La actividad por sí misma es sosa y cualquier ser humano con el mínimo de preparación es capaz de realizarla en menos de cuarenta minutos, no tiene ciencia alguna y, por si fuera poco, para evitar que el tiempo se desperdicie en búsquedas prolongadas y fatigosas, en la plataforma del curso están colocadas lecturas con toda la información necesaria para el llenado de las famosas tablas. No se necesita más que abrir los archivos y vilmente trasvasar la información de un lugar a otro, ¡ni siquiera hace falta analizar lo que se está transcribiendo!
¿Qué objeto tiene que cuente esto? ¿Por qué refiero lo que acaba de ocurrirme en el aula? Sucede que hoy me he enfrentado a una situación que, ingenuo de mí, creí superada gracias a mi insistencia en la importancia de leer instrucciones y pensar un poquito, lo mínimo, para sacar adelante cualquier tipo de actividad. Me disponía a entrar en el placentero estado comatoso de quien está sin estar, cadáver vivo en mitad del aula, mientras discurría el tiempo y concluía la sesión cuando una pregunta surgió, una duda inocente, diáfana, pueril: «¿Qué tenemos que hacer?». Las instrucciones no necesitaban mayor explicación, cualquiera que supiese leer las habría entendido, pero mis alumnos, de quienes ahora dudo que hayan adquirido esta habilidad, no pudieron.
Mi respuesta, cargada de hastío: «Hay que llenar las tablas».
La consternación en sus miradas, de ordinario ausentes, fue el preludio a una clase en la que no importarían mi cansancio ni mi fastidio, tendría que ponerme en el papel de educador de preescolar: «Lee las instrucciones. Hay que buscar información».
Y entonces se sucedió la marejada de interrogantes que no me dejaron estar en paz durante el resto de la hora: ¿dónde busco? ¿Puedo usar Wikipedia? ¿Cómo escribo Romanticismo? ¿Qué es el Barroco? ¿Puedo poner a Flaubert en el Naturalismo? ¿Cómo se llama la escultura donde hay un hombre así? ¿El contexto histórico va en la columna que dice «características del arte» o en la que dice «contexto histórico»? ¿El siglo XIX es el mismo que el XVIII? ¿Quevedo es pintor o escritor? ¿Tengo que poner las fechas de las obras? ¿Qué pasa si no me acuerdo de la obra ni de quien la escribió? ¿Para cuándo es esto? ¿Está bien si pongo que en el Romanticismo el arte reflejaba los ideales románticos? ¿Voltaire era neoclásico o ilustrado? ¿Por qué Realismo y Naturalismo vienen juntos?

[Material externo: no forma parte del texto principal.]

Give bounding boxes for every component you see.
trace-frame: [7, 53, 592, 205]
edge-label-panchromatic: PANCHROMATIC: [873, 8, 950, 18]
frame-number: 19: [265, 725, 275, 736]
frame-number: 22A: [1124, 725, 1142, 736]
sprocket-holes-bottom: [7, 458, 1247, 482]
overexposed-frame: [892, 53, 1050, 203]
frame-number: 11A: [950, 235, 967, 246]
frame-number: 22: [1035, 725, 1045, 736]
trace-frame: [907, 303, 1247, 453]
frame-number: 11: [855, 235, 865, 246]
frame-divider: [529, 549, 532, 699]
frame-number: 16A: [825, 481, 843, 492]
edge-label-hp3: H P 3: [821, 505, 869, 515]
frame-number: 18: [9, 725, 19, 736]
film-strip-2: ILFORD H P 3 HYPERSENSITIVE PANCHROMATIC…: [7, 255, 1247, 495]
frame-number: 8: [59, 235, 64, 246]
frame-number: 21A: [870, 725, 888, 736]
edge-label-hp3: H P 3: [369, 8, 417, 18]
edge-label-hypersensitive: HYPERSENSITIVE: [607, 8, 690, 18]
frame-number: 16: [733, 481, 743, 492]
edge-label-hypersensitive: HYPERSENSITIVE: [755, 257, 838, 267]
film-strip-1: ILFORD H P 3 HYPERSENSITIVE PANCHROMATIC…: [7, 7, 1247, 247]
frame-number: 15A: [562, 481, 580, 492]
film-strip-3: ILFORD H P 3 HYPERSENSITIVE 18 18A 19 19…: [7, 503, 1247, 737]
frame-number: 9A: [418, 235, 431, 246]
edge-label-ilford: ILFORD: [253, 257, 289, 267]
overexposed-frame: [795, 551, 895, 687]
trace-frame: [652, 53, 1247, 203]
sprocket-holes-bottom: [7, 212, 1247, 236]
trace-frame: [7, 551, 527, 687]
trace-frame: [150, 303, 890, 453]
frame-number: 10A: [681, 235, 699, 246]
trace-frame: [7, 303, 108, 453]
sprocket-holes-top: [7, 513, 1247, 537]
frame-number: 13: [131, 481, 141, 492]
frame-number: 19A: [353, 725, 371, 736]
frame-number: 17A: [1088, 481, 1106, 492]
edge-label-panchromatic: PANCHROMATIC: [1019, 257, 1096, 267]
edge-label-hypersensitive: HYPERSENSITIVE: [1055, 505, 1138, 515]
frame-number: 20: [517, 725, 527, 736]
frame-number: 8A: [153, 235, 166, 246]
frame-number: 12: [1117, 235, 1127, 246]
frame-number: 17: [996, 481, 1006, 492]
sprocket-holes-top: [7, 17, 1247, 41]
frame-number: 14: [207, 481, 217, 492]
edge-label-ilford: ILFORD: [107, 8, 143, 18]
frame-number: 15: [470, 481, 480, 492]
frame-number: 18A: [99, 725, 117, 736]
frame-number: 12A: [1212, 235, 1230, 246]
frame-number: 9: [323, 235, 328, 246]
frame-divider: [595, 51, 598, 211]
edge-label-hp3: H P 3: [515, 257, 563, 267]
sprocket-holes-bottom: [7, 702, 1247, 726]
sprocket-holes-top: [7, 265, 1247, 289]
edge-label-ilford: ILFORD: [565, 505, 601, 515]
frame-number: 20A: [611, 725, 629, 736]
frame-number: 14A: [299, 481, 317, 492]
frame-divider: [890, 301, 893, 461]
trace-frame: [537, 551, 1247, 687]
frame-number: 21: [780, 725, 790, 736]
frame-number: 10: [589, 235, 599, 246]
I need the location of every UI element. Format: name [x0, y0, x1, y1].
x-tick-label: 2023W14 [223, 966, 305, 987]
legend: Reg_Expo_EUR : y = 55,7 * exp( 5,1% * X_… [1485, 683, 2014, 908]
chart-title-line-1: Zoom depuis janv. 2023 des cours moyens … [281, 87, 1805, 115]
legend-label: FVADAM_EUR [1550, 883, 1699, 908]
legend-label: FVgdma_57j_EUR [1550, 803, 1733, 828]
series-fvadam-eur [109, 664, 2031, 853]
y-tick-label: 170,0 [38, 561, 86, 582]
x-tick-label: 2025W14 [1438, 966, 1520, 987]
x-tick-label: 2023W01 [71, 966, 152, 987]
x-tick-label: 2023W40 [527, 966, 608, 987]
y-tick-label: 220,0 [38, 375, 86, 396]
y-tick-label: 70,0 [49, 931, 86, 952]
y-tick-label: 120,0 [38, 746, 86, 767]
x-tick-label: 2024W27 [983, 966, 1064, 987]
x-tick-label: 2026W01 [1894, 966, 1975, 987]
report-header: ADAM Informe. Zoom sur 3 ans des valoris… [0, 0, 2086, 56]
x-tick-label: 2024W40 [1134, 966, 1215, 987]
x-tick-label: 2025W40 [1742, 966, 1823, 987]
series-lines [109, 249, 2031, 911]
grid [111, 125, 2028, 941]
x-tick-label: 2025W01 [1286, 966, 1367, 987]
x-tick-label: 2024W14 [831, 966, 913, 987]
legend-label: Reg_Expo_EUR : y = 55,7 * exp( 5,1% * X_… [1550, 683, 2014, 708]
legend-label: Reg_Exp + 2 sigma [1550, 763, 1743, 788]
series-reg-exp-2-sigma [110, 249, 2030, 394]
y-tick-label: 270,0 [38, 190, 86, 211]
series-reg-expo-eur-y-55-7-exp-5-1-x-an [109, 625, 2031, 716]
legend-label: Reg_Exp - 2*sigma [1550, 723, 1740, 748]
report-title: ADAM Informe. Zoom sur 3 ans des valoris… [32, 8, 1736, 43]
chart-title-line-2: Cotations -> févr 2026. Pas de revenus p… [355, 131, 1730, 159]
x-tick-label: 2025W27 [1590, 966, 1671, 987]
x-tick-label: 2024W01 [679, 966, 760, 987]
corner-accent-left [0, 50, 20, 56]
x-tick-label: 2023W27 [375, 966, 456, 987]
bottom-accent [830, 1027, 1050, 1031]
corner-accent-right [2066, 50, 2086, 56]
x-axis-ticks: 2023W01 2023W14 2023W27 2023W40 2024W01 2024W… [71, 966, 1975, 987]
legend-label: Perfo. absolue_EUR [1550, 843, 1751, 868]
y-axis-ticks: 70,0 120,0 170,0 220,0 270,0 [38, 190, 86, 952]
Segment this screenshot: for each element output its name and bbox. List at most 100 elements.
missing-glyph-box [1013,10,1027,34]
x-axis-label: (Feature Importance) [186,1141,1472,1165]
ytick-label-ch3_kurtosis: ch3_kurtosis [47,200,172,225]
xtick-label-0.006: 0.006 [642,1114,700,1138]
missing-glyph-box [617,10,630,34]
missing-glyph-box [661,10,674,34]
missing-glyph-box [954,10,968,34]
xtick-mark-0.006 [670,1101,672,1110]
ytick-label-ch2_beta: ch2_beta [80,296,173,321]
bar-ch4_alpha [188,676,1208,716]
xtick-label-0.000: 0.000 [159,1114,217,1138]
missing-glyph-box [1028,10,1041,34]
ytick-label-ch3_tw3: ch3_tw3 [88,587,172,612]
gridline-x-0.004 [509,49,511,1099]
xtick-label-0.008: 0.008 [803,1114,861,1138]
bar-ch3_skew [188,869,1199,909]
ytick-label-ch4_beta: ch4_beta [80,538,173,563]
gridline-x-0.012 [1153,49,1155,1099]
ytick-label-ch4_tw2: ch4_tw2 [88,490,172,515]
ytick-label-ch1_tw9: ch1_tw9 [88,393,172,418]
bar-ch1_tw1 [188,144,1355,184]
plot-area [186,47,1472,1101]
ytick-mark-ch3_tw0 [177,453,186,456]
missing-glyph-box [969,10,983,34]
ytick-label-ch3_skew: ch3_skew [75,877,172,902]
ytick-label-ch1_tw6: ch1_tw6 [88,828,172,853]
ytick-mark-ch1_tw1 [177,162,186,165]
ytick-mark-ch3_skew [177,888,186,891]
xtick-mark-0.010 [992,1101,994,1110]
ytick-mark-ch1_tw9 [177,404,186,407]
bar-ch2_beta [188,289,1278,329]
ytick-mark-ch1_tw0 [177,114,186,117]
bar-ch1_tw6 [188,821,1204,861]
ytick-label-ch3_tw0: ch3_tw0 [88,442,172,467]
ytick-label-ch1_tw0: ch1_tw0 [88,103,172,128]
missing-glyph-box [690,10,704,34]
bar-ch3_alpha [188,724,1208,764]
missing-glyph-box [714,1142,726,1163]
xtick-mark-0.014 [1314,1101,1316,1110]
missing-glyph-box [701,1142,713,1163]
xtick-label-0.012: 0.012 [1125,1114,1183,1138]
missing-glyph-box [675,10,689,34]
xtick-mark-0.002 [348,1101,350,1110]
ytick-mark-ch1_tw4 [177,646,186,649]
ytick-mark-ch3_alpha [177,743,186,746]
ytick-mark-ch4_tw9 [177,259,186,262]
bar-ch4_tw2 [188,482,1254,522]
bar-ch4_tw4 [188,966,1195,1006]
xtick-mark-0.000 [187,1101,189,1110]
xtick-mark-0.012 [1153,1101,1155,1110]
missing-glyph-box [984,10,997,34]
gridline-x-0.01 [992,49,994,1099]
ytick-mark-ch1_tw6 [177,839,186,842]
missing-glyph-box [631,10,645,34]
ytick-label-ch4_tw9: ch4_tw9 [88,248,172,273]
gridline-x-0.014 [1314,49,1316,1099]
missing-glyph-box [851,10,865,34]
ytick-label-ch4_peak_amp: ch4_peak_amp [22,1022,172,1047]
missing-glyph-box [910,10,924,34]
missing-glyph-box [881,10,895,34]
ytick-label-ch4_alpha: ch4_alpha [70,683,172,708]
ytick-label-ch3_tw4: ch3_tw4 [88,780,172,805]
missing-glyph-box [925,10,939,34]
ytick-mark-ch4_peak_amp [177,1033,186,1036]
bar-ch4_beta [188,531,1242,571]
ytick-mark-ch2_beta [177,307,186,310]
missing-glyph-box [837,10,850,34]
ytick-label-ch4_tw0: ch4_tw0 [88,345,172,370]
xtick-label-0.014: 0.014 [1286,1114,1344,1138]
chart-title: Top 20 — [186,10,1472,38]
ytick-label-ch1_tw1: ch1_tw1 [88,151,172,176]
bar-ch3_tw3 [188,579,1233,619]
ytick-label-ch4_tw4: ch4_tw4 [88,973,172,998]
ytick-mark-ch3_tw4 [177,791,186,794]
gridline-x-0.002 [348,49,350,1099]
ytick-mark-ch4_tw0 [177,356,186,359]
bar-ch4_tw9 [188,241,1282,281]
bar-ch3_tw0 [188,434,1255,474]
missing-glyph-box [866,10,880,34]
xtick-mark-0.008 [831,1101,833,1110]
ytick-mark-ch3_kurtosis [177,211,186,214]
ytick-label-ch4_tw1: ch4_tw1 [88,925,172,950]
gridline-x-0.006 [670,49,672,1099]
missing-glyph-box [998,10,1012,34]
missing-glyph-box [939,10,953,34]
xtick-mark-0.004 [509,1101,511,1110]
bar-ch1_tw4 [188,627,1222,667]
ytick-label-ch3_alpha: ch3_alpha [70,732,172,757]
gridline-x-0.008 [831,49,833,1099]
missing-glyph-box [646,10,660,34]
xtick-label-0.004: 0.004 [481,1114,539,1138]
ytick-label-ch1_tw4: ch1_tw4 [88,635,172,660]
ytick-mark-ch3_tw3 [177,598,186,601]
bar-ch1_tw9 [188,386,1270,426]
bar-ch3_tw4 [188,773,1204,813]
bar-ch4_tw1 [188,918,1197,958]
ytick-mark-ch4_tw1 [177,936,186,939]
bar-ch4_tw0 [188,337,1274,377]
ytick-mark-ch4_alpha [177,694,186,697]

Sentí que el vacío existencial se formaba entre mis entrañas de nuevo. Todo lo había dicho en clase, todo lo habían leído —en mi imaginación, claro está—, todo eso que preguntaban no podían ser dudas reales. Miré desesperado alrededor tratando de encontrar la cámara escondida de un inmisericorde programa de vacilón que tenía que estarme gastando una mala pasada, me pellizqué lo más fuerte que pude para corroborar que no me encontraba en una de esas pesadillas insoportablemente vívidas, incluso me pregunté si acaso había enloquecido, pero al fin tuve que aceptar aquello que me rehusaba a admitir: mis alumnos son pendejos. Pendejos con pe mayúscula de «¡Putísima madre por qué son tan pendejos!».
Lloré por dentro mi agonía hasta que llegó el fin de la sesión y, de súbito, al escuchar el reloj que anunciaba la nueva hora, como si solo hubieran salido de su eterno embobamiento para torturarme, volvieron a su dormición de autómatas devoradores de almas y, sin el menor atisbo de preocupación por las dudas con que me atosigaban sin cesar, se fueron.
Otra vez estoy contemplando el suicidio.